- А ваша Ольга работала до вечера? - берет из рук мужа дольку Полина, смачно откусывая.
Они так на друг на друга смотрят, что я даже немного завидую. Между мной и Сергеем никогда не было такой гармонии. Как будто они точно знают каждое последующее движение партнера. Раньше я об этом не задумывалась. То окружение в которое меня вытянул муж было совсем другим, царство денег и лицемерия. Половина изображала семью и отношения, а вторая половина преследовала какие-то цели. Молоденькие красавицы хотели красивой жизни, а потрепанные жизнью и развлечениями мужики - подтянутых сексуальных тел. Бесконечные банкеты и автапарти, на которые с женами не ходят.
И сейчас я смотрела на такое нежное чувство, что захотелось разрыдаться от жалости к себе. А ведь у меня никогда такого не было, да и не способен Сергей Борисович вымыть для меня яблоко, очистив пропитанную нитратами шкурку. Я не отвечаю на вопрос этого чистого, светлого создания, которое без косметики выглядит ещё моложе. Зачем нужен трехэтажный особняк, если никто и никогда не будет смотреть на меня, как Глеб Дмитриевич на Полину? А Павел, ну что Павел? Он сексуальный, с ним хорошо, но на что-то серьёзное он не способен, а я не готова на несерьёзное. Он подарит минутное счастье, а разве я хочу этого? Нет. Я даже Ольгу понимаю, на Павла хочется лететь, как на открытый огонь в тёмном лесу, теряя себя, голову и рассудок. Мне приятно, что он выбрал меня, что я его возбуждаю. Это повышает мою самооценку.
Но моё воспитание, долбёжка матери, моя жизнь, принципы, комплексы, все это накидывается со всех сторон, как голодные хищники, как разъярённые злые собаки. Душит, разрывая на части. Это не я! Это не про меня! Я не такая!
- Это ещё не все, - достаёт Павел телефон.
- Я когда бежал за ним или за ней, сложно было понять, там была тачка. Вот, что я сфоткал.

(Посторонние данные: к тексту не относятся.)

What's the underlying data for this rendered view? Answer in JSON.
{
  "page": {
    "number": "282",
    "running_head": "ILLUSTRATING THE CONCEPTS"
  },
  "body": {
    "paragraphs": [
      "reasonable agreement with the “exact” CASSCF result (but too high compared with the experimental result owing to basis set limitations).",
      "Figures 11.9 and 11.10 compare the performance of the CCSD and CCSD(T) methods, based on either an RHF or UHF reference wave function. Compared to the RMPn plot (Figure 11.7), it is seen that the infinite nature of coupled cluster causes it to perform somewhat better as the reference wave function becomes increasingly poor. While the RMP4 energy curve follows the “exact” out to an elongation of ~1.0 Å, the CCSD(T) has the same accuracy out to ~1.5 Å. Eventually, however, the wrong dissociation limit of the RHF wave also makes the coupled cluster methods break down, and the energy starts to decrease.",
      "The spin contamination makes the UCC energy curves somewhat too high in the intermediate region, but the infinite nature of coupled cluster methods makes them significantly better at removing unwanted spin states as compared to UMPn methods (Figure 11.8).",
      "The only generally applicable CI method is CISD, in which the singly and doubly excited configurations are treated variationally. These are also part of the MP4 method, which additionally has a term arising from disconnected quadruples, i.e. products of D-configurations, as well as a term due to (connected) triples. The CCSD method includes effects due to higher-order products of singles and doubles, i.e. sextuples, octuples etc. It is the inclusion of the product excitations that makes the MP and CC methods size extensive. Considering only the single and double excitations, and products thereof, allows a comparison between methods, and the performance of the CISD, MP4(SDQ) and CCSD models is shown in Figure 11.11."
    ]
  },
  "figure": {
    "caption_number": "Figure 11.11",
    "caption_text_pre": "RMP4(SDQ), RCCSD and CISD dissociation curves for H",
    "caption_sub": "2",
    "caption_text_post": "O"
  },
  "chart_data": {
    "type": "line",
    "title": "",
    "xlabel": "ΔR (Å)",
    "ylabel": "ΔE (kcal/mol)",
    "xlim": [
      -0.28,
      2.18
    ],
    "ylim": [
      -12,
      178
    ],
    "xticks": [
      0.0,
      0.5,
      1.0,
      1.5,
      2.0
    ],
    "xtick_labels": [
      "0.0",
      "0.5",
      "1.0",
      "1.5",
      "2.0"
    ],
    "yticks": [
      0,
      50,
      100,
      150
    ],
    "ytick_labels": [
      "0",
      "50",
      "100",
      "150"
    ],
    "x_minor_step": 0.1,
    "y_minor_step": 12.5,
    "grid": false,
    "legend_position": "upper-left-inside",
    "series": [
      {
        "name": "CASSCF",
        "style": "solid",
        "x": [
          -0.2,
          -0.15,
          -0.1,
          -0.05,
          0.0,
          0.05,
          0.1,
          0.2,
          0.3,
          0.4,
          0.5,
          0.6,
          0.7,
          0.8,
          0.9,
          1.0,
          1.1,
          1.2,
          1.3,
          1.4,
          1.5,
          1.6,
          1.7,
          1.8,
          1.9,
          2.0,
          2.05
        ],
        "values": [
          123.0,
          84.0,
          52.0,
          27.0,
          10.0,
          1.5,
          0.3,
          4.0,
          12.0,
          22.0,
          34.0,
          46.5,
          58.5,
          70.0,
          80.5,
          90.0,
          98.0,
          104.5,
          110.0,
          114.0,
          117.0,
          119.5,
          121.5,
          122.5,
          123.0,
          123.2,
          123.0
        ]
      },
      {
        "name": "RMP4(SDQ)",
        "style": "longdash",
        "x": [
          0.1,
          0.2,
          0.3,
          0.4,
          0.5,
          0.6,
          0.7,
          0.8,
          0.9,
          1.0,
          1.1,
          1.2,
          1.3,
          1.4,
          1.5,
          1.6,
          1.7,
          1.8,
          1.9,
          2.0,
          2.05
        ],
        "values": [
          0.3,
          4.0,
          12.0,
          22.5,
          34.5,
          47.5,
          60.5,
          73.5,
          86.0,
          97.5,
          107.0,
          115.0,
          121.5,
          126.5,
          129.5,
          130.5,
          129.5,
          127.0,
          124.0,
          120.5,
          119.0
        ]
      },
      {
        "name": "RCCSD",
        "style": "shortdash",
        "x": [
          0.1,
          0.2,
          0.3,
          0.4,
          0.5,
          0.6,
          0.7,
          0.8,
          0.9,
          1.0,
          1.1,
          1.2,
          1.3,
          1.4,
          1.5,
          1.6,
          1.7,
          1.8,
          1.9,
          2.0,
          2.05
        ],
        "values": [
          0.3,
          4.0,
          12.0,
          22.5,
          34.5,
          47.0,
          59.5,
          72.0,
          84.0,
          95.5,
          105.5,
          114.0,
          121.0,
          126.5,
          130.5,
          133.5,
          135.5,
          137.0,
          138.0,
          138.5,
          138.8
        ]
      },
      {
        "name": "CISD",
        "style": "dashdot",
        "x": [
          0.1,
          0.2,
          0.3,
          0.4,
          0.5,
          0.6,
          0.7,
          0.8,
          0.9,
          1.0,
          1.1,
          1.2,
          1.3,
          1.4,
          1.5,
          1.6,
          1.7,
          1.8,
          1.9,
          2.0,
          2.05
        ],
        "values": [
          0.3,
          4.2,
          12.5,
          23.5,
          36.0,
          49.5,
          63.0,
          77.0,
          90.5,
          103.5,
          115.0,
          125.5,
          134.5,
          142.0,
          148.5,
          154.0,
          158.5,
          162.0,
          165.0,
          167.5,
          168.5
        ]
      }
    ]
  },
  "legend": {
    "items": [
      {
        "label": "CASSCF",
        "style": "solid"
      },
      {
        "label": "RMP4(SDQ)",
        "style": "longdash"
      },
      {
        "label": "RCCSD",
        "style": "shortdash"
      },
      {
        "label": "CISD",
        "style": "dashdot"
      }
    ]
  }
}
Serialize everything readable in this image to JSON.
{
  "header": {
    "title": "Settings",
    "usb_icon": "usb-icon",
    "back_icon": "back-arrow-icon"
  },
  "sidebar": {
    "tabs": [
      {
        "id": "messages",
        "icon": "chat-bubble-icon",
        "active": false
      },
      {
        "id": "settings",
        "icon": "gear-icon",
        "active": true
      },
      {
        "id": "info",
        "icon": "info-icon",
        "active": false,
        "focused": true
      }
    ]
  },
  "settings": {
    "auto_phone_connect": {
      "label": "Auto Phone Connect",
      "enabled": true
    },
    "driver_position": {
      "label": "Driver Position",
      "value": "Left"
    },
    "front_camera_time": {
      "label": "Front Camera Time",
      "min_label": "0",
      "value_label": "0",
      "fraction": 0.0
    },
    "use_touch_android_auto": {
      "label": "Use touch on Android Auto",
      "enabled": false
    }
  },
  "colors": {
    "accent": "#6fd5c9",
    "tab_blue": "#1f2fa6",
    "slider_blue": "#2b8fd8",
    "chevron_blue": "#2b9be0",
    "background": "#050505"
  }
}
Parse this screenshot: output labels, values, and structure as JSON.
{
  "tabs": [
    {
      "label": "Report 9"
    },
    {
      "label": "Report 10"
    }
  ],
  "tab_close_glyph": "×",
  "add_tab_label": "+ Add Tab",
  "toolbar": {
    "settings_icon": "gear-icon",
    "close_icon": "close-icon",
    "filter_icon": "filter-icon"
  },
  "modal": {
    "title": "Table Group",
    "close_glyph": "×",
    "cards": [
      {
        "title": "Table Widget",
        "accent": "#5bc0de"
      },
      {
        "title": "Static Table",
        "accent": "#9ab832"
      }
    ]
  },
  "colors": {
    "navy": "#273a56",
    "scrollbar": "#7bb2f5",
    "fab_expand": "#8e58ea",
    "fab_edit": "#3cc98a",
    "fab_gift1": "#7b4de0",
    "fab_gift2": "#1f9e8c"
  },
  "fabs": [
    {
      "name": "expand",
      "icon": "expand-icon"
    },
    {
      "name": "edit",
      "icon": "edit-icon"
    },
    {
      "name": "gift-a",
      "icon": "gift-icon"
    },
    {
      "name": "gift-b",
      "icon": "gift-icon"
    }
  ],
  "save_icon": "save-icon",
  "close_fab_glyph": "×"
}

Глеб Снова садится, усаживая жену к себе.
- Ты считаешь, что это та машина? Та старая тойота? Похоже, но так нечётко и далеко.
- А в клинике есть принтер? - разглядывает бумажку Полина.
- Я не слышал, чтобы наши держали дома принтер, у половины компьютера то нет, - прочищает горло начальник отряда спасателей.
- А где ещё можно? - сосредотачивается Павел, наклоняясь вперед.
- У секретарши явно есть принтер, а ещё на почте, - подымает вверх палец Полина, обращаясь к Павлу, - но как ты себя это представляешь? Можно мне вот эту фразу покрупнее?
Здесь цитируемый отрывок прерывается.